The Global Financial Crisis of a few years ago was little more than a curtain raiser to what we will see when the world exhausts its oil reserves and the chaos embedded in climate change begins to impact on the wellbeing of communities around the world.
Life’s fundamental needs – food, water and shelter – will become a priority and only those supported by a strong and resourceful community; a community in which those in charge have allowed for those impending difficulties, budgeted for and created a resilient infrastructure.
Our council should be re-zoning inner-city areas to encourage in-fill development to allow for residential living in the heart of the city and with it the resurgence of a market-like structure in the central business district so that most everything important to day-to-day living is within easy walking or cycling distance.
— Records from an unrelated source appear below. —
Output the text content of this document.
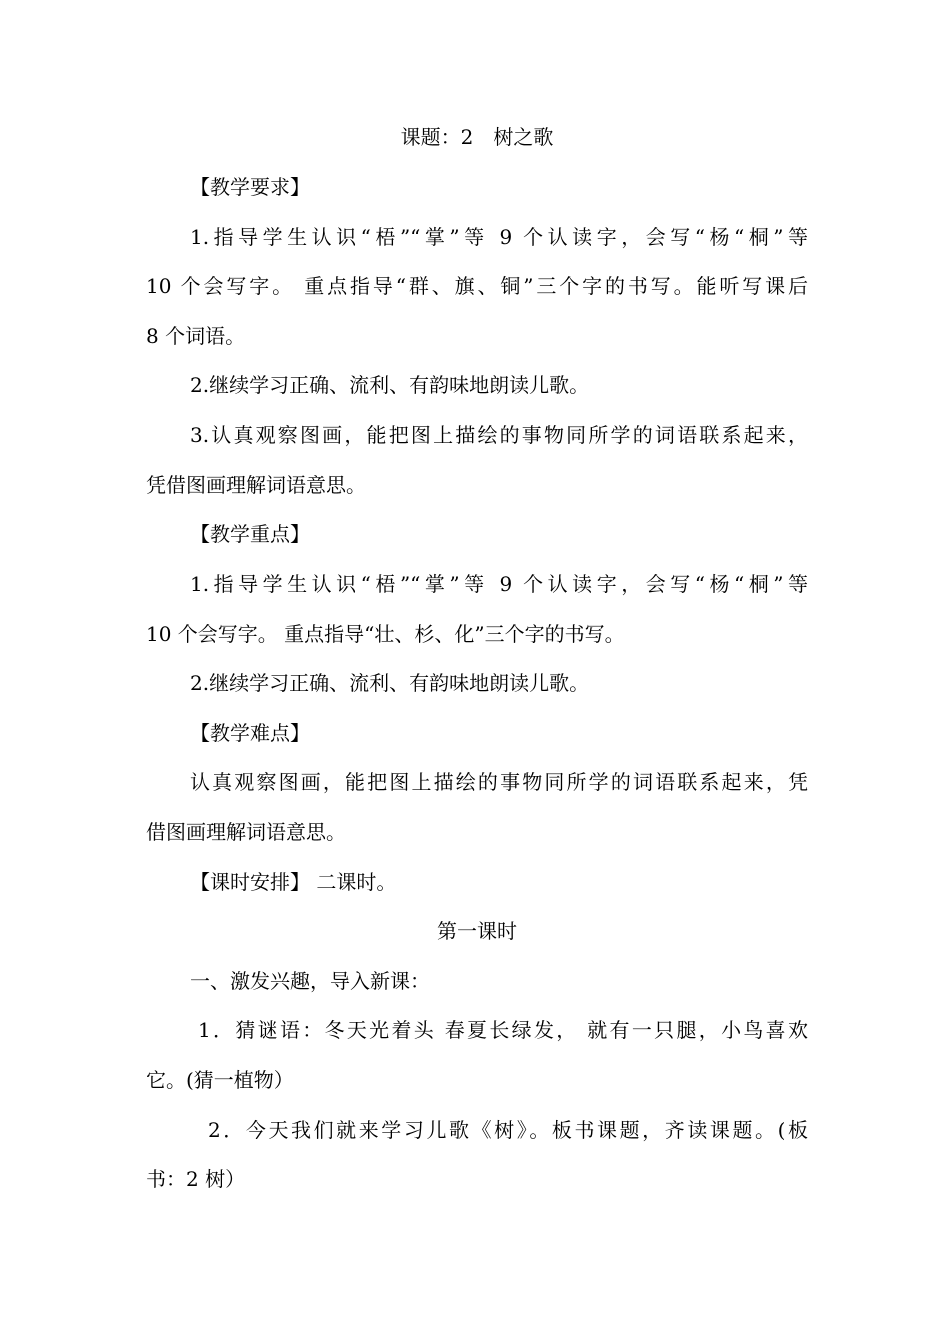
课题：2　树之歌
【教学要求】
1.指导学生认识“梧”“掌”等 9 个认读字，会写“杨“桐”等
10 个会写字。 重点指导“群、旗、铜”三个字的书写。能听写课后
8 个词语。
2.继续学习正确、流利、有韵味地朗读儿歌。
3.认真观察图画，能把图上描绘的事物同所学的词语联系起来，
凭借图画理解词语意思。
【教学重点】
1.指导学生认识“梧”“掌”等 9 个认读字，会写“杨“桐”等
10 个会写字。 重点指导“壮、杉、化”三个字的书写。
2.继续学习正确、流利、有韵味地朗读儿歌。
【教学难点】
认真观察图画，能把图上描绘的事物同所学的词语联系起来，凭
借图画理解词语意思。
【课时安排】 二课时。
第一课时
一、激发兴趣，导入新课：
1．猜谜语：冬天光着头 春夏长绿发， 就有一只腿，小鸟喜欢
它。(猜一植物）
2．今天我们就来学习儿歌《树》。板书课题，齐读课题。(板
书：2 树）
Just as was the case in Cuba in the 90s when, for multiple political reasons, its supply of oil vanished, food become such a priority that within a few years cities were growing, within their boundaries, some 70 per cent of their vegetables.
The dilemma was sprung upon the Cubans, but it is something about which we are aware and so our council should be encouraging all to grow what food they can and, beyond that, establishing community gardens at strategic places throughout the city, so creating neighbourhood resilience.
It should be promoting, and through zoning make possible, the creation of living areas in, around or on commercial premises meaning people can live close to their work, making travel by motor vehicle, which will ultimately be difficult, unnecessary.
The ride from here to the end of oil is going to be bumpy, but with the finish line in sight, each of us, and particularly our local council, needs to do what we can to prepare for coming, and certain, difficult social and ideological changes.